SAO PAULO, May 9 (Reuters) - The controlling shareholders of Transmissora Aliança de Energia Elétrica SA are choosing between a senior company officer and a turnaround executive for the top job at Brazil’s No. 2 private-sector power transmission company, two people familiar with the matter said on Tuesday.
The board of Rio de Janeiro-based Taesa will meet on May 17 to pick a replacement for João Procópio, who stepped down as chief executive officer last month, said the people, who requested anonymity as the matter remains private.
Choosing Procópio’s successor has taken longer than expected because of a power struggle between some shareholders at Taesa’s parent firm Cemig, one of the people said. Cemig, which is formally known as Cia Energética de Minas Gerais SA is controlled by Minas Gerais state and construction group Andrade Gutiérrez SA.
Taesa’s Chief Legal Officer Luciano de Araújo Ferraz, who also heads the company’s regulatory affairs, remains the frontrunner for the CEO post as he enjoys the support of José Afonso Bicalho, Minas Gerais’s finance secretary and Cemig’s chairman, the first person added.
According to Taesa’s annual shareholder report published on April 17, Ferraz is being investigated for a Brazilian municipality’s alleged irregular hiring of his services as a lawyer.
In an email to Reuters, Ferraz declined to comment, noting that he is unaware of being considered for the CEO job at Taesa.
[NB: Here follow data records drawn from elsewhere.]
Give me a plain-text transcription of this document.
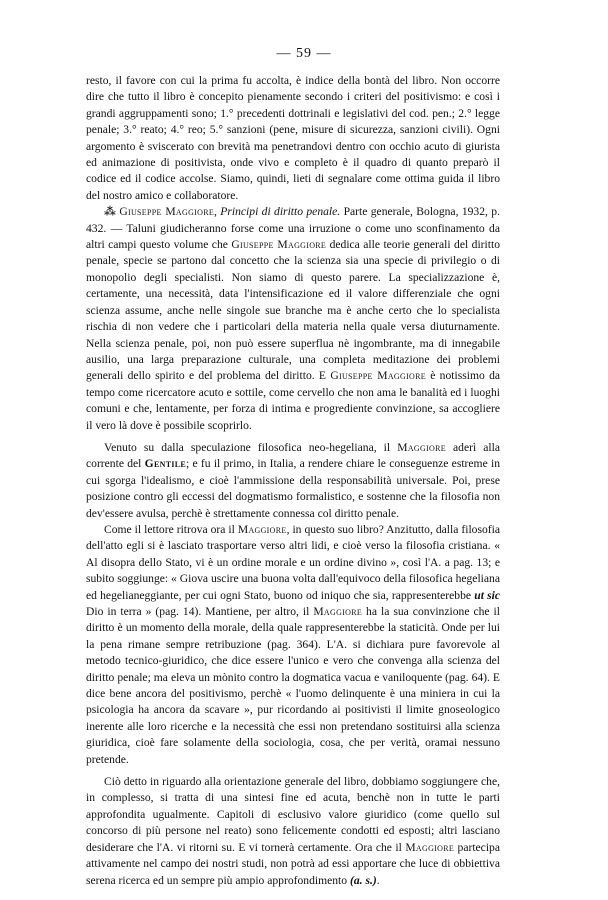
— 59 —

resto, il favore con cui la prima fu accolta, è indice della bontà del libro. Non occorre dire che tutto il libro è concepito pienamente secondo i criteri del positivismo: e così i grandi aggruppamenti sono; 1.° precedenti dottrinali e legislativi del cod. pen.; 2.° legge penale; 3.° reato; 4.° reo; 5.° sanzioni (pene, misure di sicurezza, sanzioni civili). Ogni argomento è sviscerato con brevità ma penetrandovi dentro con occhio acuto di giurista ed animazione di positivista, onde vivo e completo è il quadro di quanto preparò il codice ed il codice accolse. Siamo, quindi, lieti di segnalare come ottima guida il libro del nostro amico e collaboratore.

⁂ Giuseppe Maggiore, Principi di diritto penale. Parte generale, Bologna, 1932, p. 432. — Taluni giudicheranno forse come una irruzione o come uno sconfinamento da altri campi questo volume che Giuseppe Maggiore dedica alle teorie generali del diritto penale, specie se partono dal concetto che la scienza sia una specie di privilegio o di monopolio degli specialisti. Non siamo di questo parere. La specializzazione è, certamente, una necessità, data l'intensificazione ed il valore differenziale che ogni scienza assume, anche nelle singole sue branche ma è anche certo che lo specialista rischia di non vedere che i particolari della materia nella quale versa diuturnamente. Nella scienza penale, poi, non può essere superflua nè ingombrante, ma di innegabile ausilio, una larga preparazione culturale, una completa meditazione dei problemi generali dello spirito e del problema del diritto. E Giuseppe Maggiore è notissimo da tempo come ricercatore acuto e sottile, come cervello che non ama le banalità ed i luoghi comuni e che, lentamente, per forza di intima e progrediente convinzione, sa accogliere il vero là dove è possibile scoprirlo.

Venuto su dalla speculazione filosofica neo-hegeliana, il Maggiore aderì alla corrente del Gentile; e fu il primo, in Italia, a rendere chiare le conseguenze estreme in cui sgorga l'idealismo, e cioè l'ammissione della responsabilità universale. Poi, prese posizione contro gli eccessi del dogmatismo formalistico, e sostenne che la filosofia non dev'essere avulsa, perchè è strettamente connessa col diritto penale.

Come il lettore ritrova ora il Maggiore, in questo suo libro? Anzitutto, dalla filosofia dell'atto egli si è lasciato trasportare verso altri lidi, e cioè verso la filosofia cristiana. « Al disopra dello Stato, vi è un ordine morale e un ordine divino », così l'A. a pag. 13; e subito soggiunge: « Giova uscire una buona volta dall'equivoco della filosofica hegeliana ed hegelianeggiante, per cui ogni Stato, buono od iniquo che sia, rappresenterebbe ut sic Dio in terra » (pag. 14). Mantiene, per altro, il Maggiore ha la sua convinzione che il diritto è un momento della morale, della quale rappresenterebbe la staticità. Onde per lui la pena rimane sempre retribuzione (pag. 364). L'A. si dichiara pure favorevole al metodo tecnico-giuridico, che dice essere l'unico e vero che convenga alla scienza del diritto penale; ma eleva un mònito contro la dogmatica vacua e vaniloquente (pag. 64). E dice bene ancora del positivismo, perchè « l'uomo delinquente è una miniera in cui la psicologia ha ancora da scavare », pur ricordando ai positivisti il limite gnoseologico inerente alle loro ricerche e la necessità che essi non pretendano sostituirsi alla scienza giuridica, cioè fare solamente della sociologia, cosa, che per verità, oramai nessuno pretende.

Ciò detto in riguardo alla orientazione generale del libro, dobbiamo soggiungere che, in complesso, si tratta di una sintesi fine ed acuta, benchè non in tutte le parti approfondita ugualmente. Capitoli di esclusivo valore giuridico (come quello sul concorso di più persone nel reato) sono felicemente condotti ed esposti; altri lasciano desiderare che l'A. vi ritorni su. E vi tornerà certamente. Ora che il Maggiore partecipa attivamente nel campo dei nostri studi, non potrà ad essi apportare che luce di obbiettiva serena ricerca ed un sempre più ampio approfondimento (a. s.).
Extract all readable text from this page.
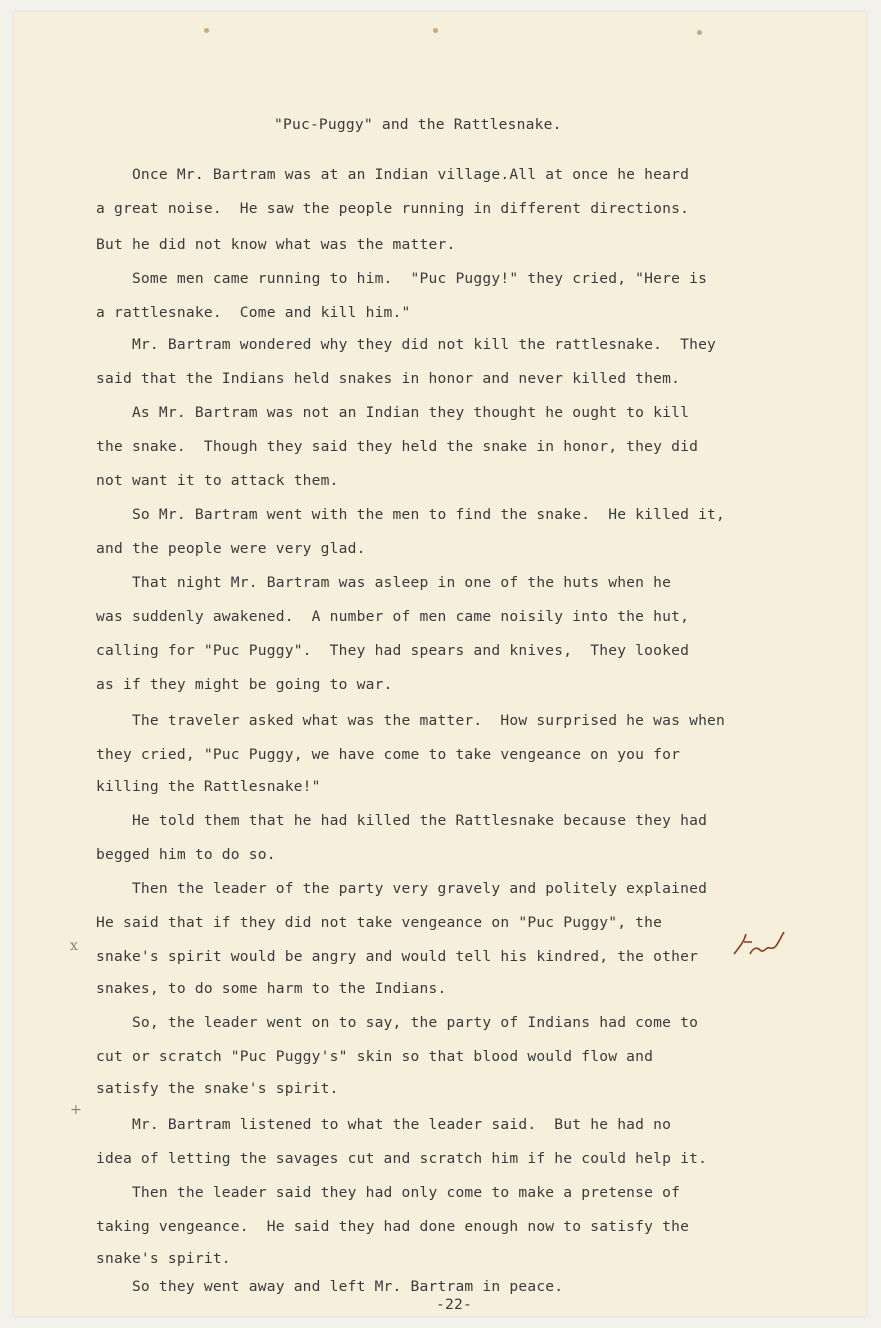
"Puc-Puggy" and the Rattlesnake.
Once Mr. Bartram was at an Indian village.All at once he heard
a great noise.  He saw the people running in different directions.
But he did not know what was the matter.
Some men came running to him.  "Puc Puggy!" they cried, "Here is
a rattlesnake.  Come and kill him."
Mr. Bartram wondered why they did not kill the rattlesnake.  They
said that the Indians held snakes in honor and never killed them.
As Mr. Bartram was not an Indian they thought he ought to kill
the snake.  Though they said they held the snake in honor, they did
not want it to attack them.
So Mr. Bartram went with the men to find the snake.  He killed it,
and the people were very glad.
That night Mr. Bartram was asleep in one of the huts when he
was suddenly awakened.  A number of men came noisily into the hut,
calling for "Puc Puggy".  They had spears and knives,  They looked
as if they might be going to war.
The traveler asked what was the matter.  How surprised he was when
they cried, "Puc Puggy, we have come to take vengeance on you for
killing the Rattlesnake!"
He told them that he had killed the Rattlesnake because they had
begged him to do so.
Then the leader of the party very gravely and politely explained
He said that if they did not take vengeance on "Puc Puggy", the
snake's spirit would be angry and would tell his kindred, the other
snakes, to do some harm to the Indians.
So, the leader went on to say, the party of Indians had come to
cut or scratch "Puc Puggy's" skin so that blood would flow and
satisfy the snake's spirit.
Mr. Bartram listened to what the leader said.  But he had no
idea of letting the savages cut and scratch him if he could help it.
Then the leader said they had only come to make a pretense of
taking vengeance.  He said they had done enough now to satisfy the
snake's spirit.
So they went away and left Mr. Bartram in peace.
x
+
-22-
The other candidate is Carlos Figueiredo, who is leading a turnaround at Cemig-led renewable power firm Renova Energia SA , the people said. During his stint, Figueiredo has sold several assets and restructure operations to avert a collapse of Renova, the people added.
The media office of Rio de Janeiro-based Taesa said the decision to appoint a new CEO is not part of the May 17 meeting’s agenda. Cemig’s press office did not immediately comment, while Figueiredo could not be reached to discuss the issue.
Units, a blend of Taesa’s common and preferred shares, posted their biggest rise in two months on Tuesday, adding 3.4 percent to 23.78 reais. The stock is up 17.3 percent this year.
Taesa’s new CEO will be tasked with accelerating growth plans, which include taking part in upcoming auctions to build and operate transmission lines across Brazil.